“Stories of the South”: An Interview with Dr. K. Stephen Prince

By Logan Tapscott ’14

This summer’s Annual Civil War Institute Conference will focus on the War in 1864. Dr. K. Stephen Prince, an Assistant Professor at University of South Florida in Tampa, is conducting a concurrent session during the conference on southern ruins and their influence on Reconstruction. He is also conducting a dine-in session on Frederick Douglass’ “Mission of the War” speech. Dr. Prince’s book entitled Stories of the South: Race and Reconstruction of Southern Identity, 1865-1919, will be released right around the time of the conference.

K. Stephen Prince

How did you approach the subject matter of your book?

My project began as an exploration of northern views of the South in the post-Civil War period. It was to be, in effect, a book about stereotypes–a study of “the southern image in the northern mind,” to paraphrase historian George Fredrickson. As I began researching, however, I quickly realized two things. First, to focus solely on northern views of the South was to fundamentally misinterpret the nature of the sectional relationship. Northerners certainly gazed Southward in the aftermath of the Civil War, but southerners stared right back. The correct model, therefore, was not a monologue, in which northerners did all the talking, but a dialogue. White southerners proved expert at shaping the manner in which Yankees viewed their region, finding a surprising power in what William Faulkner would later describe as the North’s ‘gullibility,’ its ‘volitionless, almost helpless capacity to believe anything about the South.’

Which brings me to my second realization: what I had originally understood to be mere stereotypes of the South—explanations and imaginings that effectively existed in a vacuum—possessed deep political significance. The manner in which the nation understood and discussed the South was not a peripheral concern, but a central animating question of the post-war period.

In my work, the shifting answers pointed to a single question—‘what is the South?’—and marked out a new path for understanding the racial history of the postbellum United States. Between 1865 and 1915, Americans from both sides of the Mason Dixon line recognized that with the power to tell the story of the South–to imagine, explain, and define it for the nation–came the right to control the political, social, and economic shape of the region. A wide variety of northerners and southerners—intellectuals, authors, politicians, activists, and regular citizens—took part in this conversation in an attempt to put their stamp on the popular understanding of Dixie. These stories of the South were deeply tied to considerations of power. They reflected social and political realities, but they also helped to create them. Out of the ashes of the Civil War, a new South would be born. Defining the character of that South would prove to be a central concern of the postwar era.

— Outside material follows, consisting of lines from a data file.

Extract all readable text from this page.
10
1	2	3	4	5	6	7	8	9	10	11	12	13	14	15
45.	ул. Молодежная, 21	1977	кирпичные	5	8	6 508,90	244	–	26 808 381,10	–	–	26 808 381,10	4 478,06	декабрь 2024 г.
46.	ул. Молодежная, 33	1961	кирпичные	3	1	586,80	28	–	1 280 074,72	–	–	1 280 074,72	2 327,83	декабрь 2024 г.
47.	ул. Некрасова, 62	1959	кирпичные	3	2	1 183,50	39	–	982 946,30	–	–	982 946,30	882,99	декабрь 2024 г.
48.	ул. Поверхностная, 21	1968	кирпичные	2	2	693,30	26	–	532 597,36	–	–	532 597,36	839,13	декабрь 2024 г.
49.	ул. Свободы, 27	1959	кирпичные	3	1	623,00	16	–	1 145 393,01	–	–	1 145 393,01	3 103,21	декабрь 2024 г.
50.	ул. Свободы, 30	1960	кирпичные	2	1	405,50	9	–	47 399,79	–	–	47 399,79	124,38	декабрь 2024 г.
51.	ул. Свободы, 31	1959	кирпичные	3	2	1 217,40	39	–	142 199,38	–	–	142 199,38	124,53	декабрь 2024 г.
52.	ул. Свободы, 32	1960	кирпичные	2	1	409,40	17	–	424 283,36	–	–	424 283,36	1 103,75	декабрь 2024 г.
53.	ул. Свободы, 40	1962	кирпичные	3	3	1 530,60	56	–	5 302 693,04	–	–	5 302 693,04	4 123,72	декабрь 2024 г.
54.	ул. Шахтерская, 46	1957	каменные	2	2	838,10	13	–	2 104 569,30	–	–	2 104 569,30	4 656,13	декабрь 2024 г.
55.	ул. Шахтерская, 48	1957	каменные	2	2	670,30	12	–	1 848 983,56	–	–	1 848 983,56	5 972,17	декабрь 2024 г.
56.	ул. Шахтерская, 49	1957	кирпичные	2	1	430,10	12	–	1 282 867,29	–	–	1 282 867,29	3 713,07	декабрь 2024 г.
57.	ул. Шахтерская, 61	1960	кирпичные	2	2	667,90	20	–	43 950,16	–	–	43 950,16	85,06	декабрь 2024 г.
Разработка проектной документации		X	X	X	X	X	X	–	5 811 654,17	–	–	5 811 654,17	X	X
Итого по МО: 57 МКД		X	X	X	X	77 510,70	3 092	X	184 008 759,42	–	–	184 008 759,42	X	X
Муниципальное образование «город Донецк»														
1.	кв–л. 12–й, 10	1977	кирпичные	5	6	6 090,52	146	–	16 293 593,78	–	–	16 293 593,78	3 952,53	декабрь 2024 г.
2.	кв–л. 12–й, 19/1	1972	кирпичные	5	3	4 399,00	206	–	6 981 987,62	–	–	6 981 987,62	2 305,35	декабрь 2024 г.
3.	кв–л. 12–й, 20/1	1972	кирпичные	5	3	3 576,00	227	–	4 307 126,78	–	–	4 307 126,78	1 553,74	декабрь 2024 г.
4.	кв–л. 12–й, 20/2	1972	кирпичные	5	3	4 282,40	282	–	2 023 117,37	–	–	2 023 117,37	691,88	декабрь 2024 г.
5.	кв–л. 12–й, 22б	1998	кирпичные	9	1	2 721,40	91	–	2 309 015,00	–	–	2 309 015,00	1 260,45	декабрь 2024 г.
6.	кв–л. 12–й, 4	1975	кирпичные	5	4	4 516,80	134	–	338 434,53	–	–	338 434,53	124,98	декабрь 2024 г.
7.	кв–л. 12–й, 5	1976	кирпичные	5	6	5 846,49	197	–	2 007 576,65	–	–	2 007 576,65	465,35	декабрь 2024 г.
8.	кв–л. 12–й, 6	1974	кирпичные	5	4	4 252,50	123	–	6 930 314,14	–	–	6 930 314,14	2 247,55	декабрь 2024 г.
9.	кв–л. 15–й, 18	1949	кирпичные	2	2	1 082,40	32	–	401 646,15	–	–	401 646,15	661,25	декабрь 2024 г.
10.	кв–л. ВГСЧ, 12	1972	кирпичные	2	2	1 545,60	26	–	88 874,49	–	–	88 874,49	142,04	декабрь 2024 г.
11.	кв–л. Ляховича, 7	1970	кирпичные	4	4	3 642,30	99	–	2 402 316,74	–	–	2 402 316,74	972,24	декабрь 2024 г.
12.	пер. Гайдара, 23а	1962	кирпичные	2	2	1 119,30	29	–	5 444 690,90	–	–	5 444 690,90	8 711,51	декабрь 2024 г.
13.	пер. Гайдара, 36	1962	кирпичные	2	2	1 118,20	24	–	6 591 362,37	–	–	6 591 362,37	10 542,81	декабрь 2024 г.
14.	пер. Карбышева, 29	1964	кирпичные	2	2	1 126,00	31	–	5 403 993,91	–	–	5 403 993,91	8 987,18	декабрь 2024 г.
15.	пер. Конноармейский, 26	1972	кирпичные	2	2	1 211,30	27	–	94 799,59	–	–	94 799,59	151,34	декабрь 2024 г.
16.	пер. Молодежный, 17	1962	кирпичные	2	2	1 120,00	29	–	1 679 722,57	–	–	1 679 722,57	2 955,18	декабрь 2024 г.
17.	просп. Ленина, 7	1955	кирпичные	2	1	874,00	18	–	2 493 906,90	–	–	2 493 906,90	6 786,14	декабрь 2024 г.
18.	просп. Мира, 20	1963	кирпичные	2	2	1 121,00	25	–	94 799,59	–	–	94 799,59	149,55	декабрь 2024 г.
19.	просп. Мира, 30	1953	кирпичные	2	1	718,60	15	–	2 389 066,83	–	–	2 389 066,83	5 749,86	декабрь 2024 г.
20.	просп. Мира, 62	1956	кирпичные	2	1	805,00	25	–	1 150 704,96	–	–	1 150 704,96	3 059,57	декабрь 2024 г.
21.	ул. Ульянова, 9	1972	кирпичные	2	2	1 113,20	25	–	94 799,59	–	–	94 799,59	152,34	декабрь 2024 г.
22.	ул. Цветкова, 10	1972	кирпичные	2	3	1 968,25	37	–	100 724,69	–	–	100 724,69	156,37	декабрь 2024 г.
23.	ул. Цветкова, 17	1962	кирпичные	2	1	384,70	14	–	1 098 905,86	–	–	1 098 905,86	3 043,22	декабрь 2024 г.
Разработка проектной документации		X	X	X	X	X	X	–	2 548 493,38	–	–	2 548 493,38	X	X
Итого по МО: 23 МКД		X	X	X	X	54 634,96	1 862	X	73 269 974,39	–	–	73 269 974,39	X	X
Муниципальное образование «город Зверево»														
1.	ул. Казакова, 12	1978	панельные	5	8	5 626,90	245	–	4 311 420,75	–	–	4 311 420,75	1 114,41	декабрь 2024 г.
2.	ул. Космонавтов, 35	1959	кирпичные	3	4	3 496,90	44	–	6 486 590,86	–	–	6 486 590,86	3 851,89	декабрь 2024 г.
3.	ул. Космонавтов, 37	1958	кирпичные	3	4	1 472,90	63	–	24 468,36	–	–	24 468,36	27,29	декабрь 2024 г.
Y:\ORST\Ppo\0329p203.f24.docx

In Stories of the South, will there be a regional survey of Southern culture? Will the book also include how blacks shaped Southern identity?

My goal is not to discover the “true” nature of the South (if there is such a thing). Rather, I seek to connect conversations over the nature of the South to a more familiar historical narrative—the retreat from Reconstruction and the nation’s acceptance of Jim Crow.

African Americans are absolutely central to my story. They were co-fabricators of postwar southern identity, offering some of the most powerful and creative renderings of the South produced in the period. National acceptance of segregation and disfranchisement was never a foregone conclusion. The words and deeds of black activists help us to remember this all-important truth.

How do Civil War Sesquicentennial celebrations affect your teachings and scholarly works? What are your future projects?

As a scholar of Reconstruction, I wonder how and whether the interest in the Civil War Sesquicentennial will carry over to the Sesquicentennial of Reconstruction. I have piece on this question coming out on the UNC Press Blog in the next month or so.

My second book project, titled The Ballad of Robert Charles: Race, Violence, and Memory in the Jim Crow South, analyzes the New Orleans race riot of July 1900. When a black man named Robert Charles killed several white police officers, white residents of New Orleans sought revenge. Over several days of rioting, they killed and injured dozens of African Americans. The riot quickly became a national story, as commentators attempted to shape popular understandings of events in New Orleans. At once a study of the riot and the cultural work that it spawned, my book will be the first scholarly monograph on the 1900 riot to be published in almost four decades.

Thank you to Dr. K. Stephen Prince for answering student questions in anticipation of the 2014 Civil War Institute Summer Conference. We look forward to his participation in this year’s Summer CWI Conference, “The War in 1864.”